Kolonialisasi Eropa ke wilayah-wilayah umat Islam ini menjadi faktor eksternal yang menyebabkan keruntuhan peradaban Islam terutama di Timur Tengah yang merupakan yang menjadi pusatnya. Selama masa kolonialisme itu, terjadi transmisi budaya Eropa baik norma, agama, gaya hidup, ilmu pengetahuan maupun sistem politiknya ke dalam masyarakat Islam.

Transmisi budaya adalah proses yang alamiah pada setiap dua pertemuan dua masyarakat yang berbeda asal dan kebudayaan. Dalam proses tersebut, budaya kelompok masyarakat  yang unggul secara ekonomi, politik, ilmu pengetahuan dan teknologi biasanya akan menjadi budaya panutan bagi kelompok masyarakat lainnya karena dianggap maju atau beradab. Hal inilah yang terjadi pada masyarakat Islam selama masa penjajahan Eropa. Masyarakat Islam ketika itu menganggap peradaban Eropa adalah peradaban modern sehingga segala sesuatunya dijadikan rujukan atau standar seperti dalam hal berpakaian, bergaul hingga berpolitik.

Konsep Negara Republik menjadi bentuk pemerintahan favorit bagi  umat Islam yang wilayahnya telah terbebas dari kolonialisme. Bentuk republik dianggap sebagai bentuk pemrintahan yang lebih baik oleh sebagian besar umat Islam dibandingkan dengan bentuk monarkhi. Pengalaman ratusan tahun dipimpin oleh para penguasa monarki absolut dari zaman Abbasiyah hingga Utsmaniyah menimbulkan trauma di kalangan umat Islam, karena bentuk pemerintahan monarki absolut merupakan legalitas atas diktatorisme dan anarkisme penguasa atas rakyat. Sedangkan dalam bentuk negara republik, rakyat dapat mengatur dirinya sendiri melalui perwakilan dengan mekanisme yang proporsional dan transparan.

Tahun 1945 adalah masa berakhirnya kolonialisme di hampir seluruh belahan dunia. Umat Islam di seluruh dunia termasuk di Indonesia akhirnya dapat menikmati kebebasan sebagai masyarkat. Umat Islam kemudian mengelompokkan diri ke dalam bentuk negara-negara merdeka. Demokratisasi yang merupakan warisan dari para penjajahnya menjadi landasan sebagian besar mereka dalam pembentukan negara.
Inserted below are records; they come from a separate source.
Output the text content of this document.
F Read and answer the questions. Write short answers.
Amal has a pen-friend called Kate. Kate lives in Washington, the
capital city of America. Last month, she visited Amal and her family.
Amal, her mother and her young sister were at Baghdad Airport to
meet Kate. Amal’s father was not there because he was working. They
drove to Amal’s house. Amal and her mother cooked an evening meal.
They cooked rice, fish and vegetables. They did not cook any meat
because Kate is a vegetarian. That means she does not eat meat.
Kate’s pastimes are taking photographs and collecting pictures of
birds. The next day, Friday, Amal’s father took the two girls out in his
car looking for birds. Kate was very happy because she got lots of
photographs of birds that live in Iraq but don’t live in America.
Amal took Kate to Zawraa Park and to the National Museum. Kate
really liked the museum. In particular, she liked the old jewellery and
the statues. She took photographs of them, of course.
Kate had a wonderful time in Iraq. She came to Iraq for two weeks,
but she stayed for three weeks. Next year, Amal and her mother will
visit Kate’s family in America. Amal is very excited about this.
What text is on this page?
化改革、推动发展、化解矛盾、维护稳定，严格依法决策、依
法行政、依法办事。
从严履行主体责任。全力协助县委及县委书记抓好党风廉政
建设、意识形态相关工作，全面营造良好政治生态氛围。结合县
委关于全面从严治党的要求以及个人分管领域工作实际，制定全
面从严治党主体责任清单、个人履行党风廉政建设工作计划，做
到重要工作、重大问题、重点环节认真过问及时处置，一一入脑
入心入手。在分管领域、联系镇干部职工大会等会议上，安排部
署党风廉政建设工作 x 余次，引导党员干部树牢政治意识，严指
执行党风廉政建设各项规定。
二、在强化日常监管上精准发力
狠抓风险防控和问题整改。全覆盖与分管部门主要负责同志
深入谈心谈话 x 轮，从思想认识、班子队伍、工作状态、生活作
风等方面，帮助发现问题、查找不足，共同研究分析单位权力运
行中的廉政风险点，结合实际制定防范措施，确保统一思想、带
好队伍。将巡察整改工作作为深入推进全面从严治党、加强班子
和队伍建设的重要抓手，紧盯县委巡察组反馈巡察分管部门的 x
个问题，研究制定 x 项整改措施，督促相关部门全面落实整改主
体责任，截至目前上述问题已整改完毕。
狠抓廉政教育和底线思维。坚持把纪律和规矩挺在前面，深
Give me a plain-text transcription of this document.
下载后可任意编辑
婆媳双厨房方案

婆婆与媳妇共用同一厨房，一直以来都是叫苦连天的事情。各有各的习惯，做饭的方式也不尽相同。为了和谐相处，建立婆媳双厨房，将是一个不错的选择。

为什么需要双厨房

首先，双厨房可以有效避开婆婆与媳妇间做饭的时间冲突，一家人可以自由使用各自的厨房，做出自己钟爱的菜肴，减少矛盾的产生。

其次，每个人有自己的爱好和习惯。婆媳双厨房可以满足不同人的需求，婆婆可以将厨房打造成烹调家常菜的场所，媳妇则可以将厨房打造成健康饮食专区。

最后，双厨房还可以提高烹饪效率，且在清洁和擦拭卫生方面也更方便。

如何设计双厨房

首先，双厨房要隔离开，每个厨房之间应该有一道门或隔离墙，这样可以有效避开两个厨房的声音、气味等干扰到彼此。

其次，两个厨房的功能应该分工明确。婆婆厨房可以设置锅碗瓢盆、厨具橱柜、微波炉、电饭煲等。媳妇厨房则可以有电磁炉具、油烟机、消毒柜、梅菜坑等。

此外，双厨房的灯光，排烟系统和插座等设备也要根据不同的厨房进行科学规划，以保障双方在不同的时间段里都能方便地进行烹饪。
A.2. Umat Islam Pasca-Kolonialisme

Mengelompoknya umat Islam ke dalam negara-negara baru yang lahir pasca-kolonialisme menjadi permasalahan baru bagi umat Islam sendiri. Umat Islam pada satu negara dituntut untuk membangun  identitas baru untuk membedakannya dari kelompok umat Islam di negara-negara lain. Loyalitas mereka akhirnya diberikan kepada identitas-identitas baru mereka di luar identitas agama misalnya bangsa, suku atau ideologi.

Lahirnya negara-negara tersebut akhirnya semakin memperparah perpecahan di kalangan umat Islam. Egoisme kenegaraan kemudian menggejala di antara mereka sehingga berbagai permasalahan umat harus dihadapi oleh pemerintahannya masing-masing.

Di samping masalah identitas nasional, negara-negara muslim (negara-negara yang mayoritas penduduknya muslim/negara-negara bentukan umat Islam pascakolonialisme) harus menghadapi permasalahan-permasalahan mendasar yang umum dimiliki oleh negara-negara post-kolonial, yaitu kemiskinan dan kebodohan. Hingga saat ini mayoritas negara-negara muslim secara ekonomi adalah negara-negara berkembang, dan hanya sebagian kecil saja yang merupakan negara kaya seperti Arab Saudi, Kwait, Bahrain, Qatar, Uni Emirat Arab dan Brunei Darussalam. Secara politik tidak satu pun negara-negara muslim yang memainkan peranan vital dalam kancah politik global. Begitu juga dalam hal ilmu pengetahuan dan teknologi tidak satu pun dari negara-negara itu yang menyamai kemajuan negara-negara Uni  Eropa, Amerika Serikat dan Jepang.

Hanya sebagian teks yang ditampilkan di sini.